A verdade é que todo o meu imaginário sobre o mundo do trabalho foi construído em cima de séries como Arquivo X, assim como o meu imaginário sobre o amor é uma colagem dos filmes românticos dos anos 90. Eu li na internet um dia desses que uns pesquisadores da Austrália resolveram expor um grupo de casais a uma overdose de comédias românticas e assim descobriu que ver muita balela hollywoodiana aumenta o número de rompimentos e divórcios porque eleva as expectativas amorosas das pessoas. Sendo assim, não é de se espantar que eu tenha uma psicóloga. Eu sempre desconfiei que a culpa dos meus problemas mentais era da televisão. E eu sou uma cinéfila descontrolada. E também uma leitora de romances de mulherzinha convicta.

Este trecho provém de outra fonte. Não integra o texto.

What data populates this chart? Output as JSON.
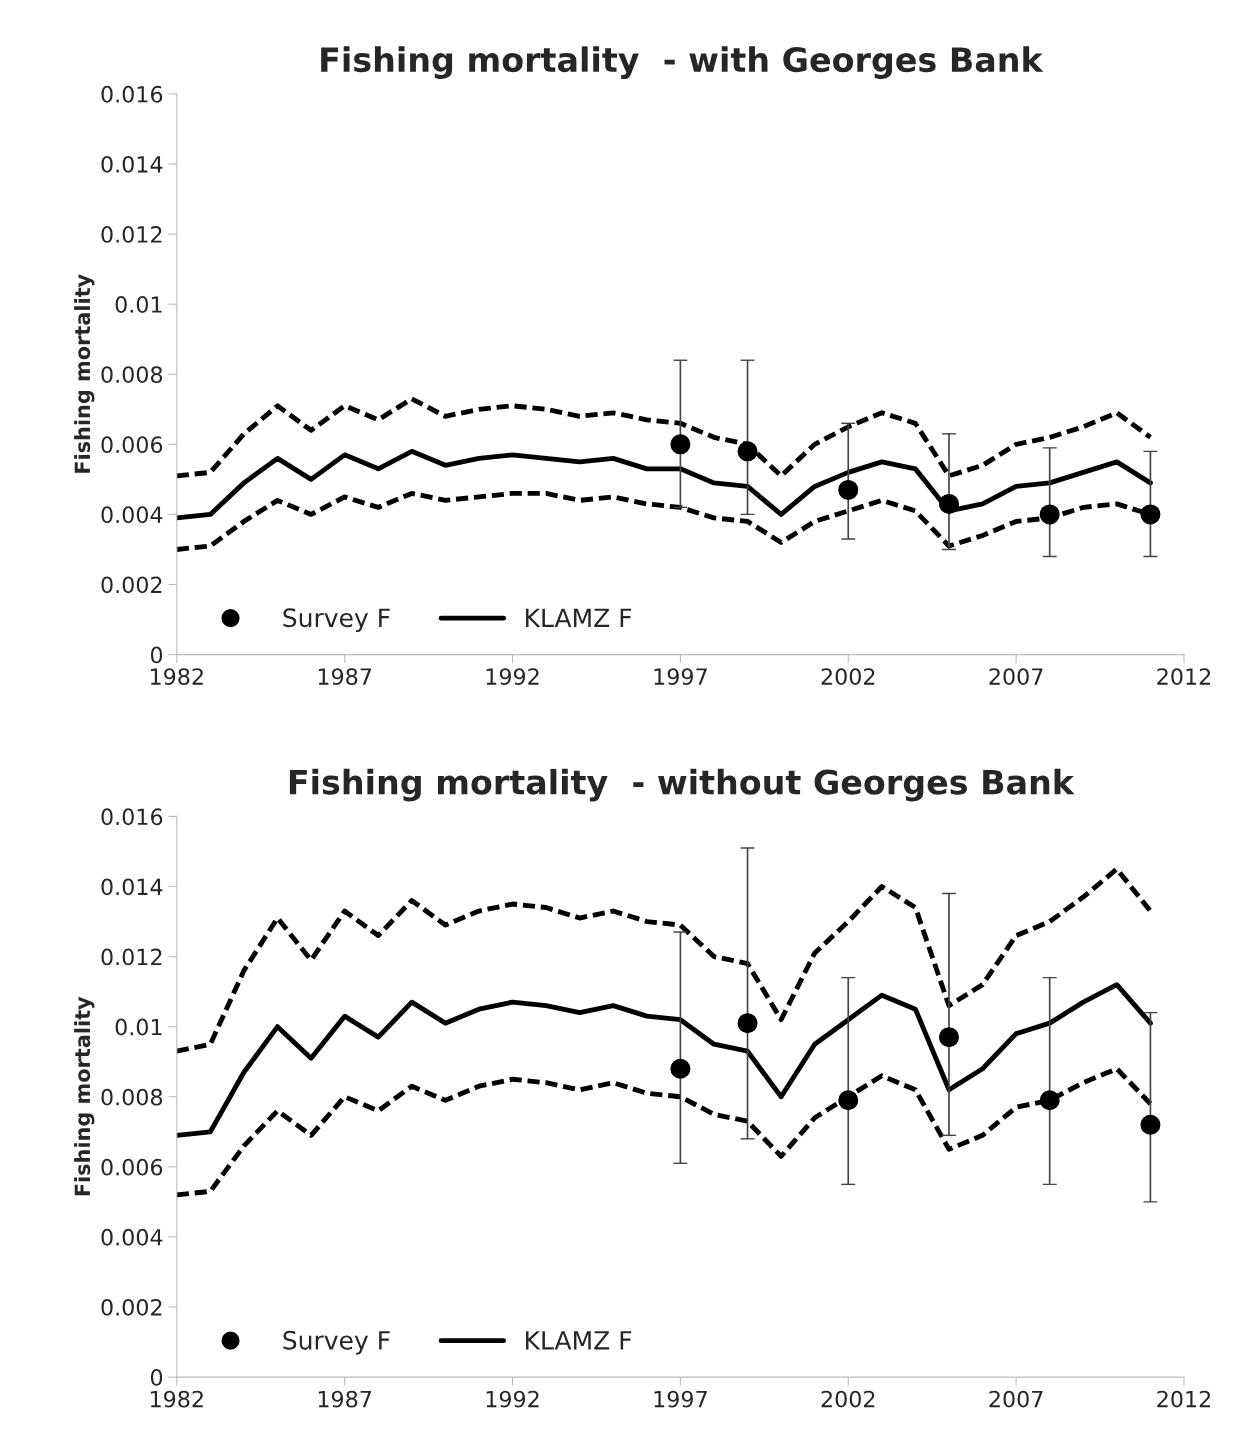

Eu comecei lendo suspense. Aos doze anos já tinha lido todos os livros da Agatha Christie, o que me fez escrever uns contos péssimos de suspense. Tive a fase dos romances históricos, o que serviu para suprir as lacunas geradas pelo meu sono incontrolável durante as aulas da quinta série até o fim do colégio (na verdade eu durmo até hoje se tiver que ficar ouvindo alguém discursar por mais de 15 minutos antes do meio-dia). Depois fiquei louca por Stephen King e suas histórias fantásticas. Noites e noites sem dormir por causa de Cemitério Maldito e A Coisa, e um frenesi descabido por causa de O Talismã. Não vou ficar aqui descrevendo minha trajetória literária pop, mas em algum momento dos meus vinte e poucos anos eu descobri a Marian Keyes e aí o estrago estava feito. Ela escreve sobre mulheres de vinte e poucos anos que estão tentando descobrir quem são e o que querem da vida e do amor, impossível não me identificar. Daí descobri todo um nicho desses romances e devorei um atrás do outro. E o pior é que eu entro completamente nas histórias. Eu virei essa madrugada lendo um romance de mulherzinha e eu simplesmente senti tudo o que a personagem principal sentia. Dor, medo, dúvida, desejo, paixão incontrolável, ódio da melhor amiga que escondeu dela a volta de seu ex-namorado anos atrás, e tenho bastante certeza de que, ao final do livro, quando ela beija o marido e os dois são felizes para sempre enquanto ela é uma fotógrafa bem-sucedida em New York, eu estava sorrindo e suspirando feito uma idiota.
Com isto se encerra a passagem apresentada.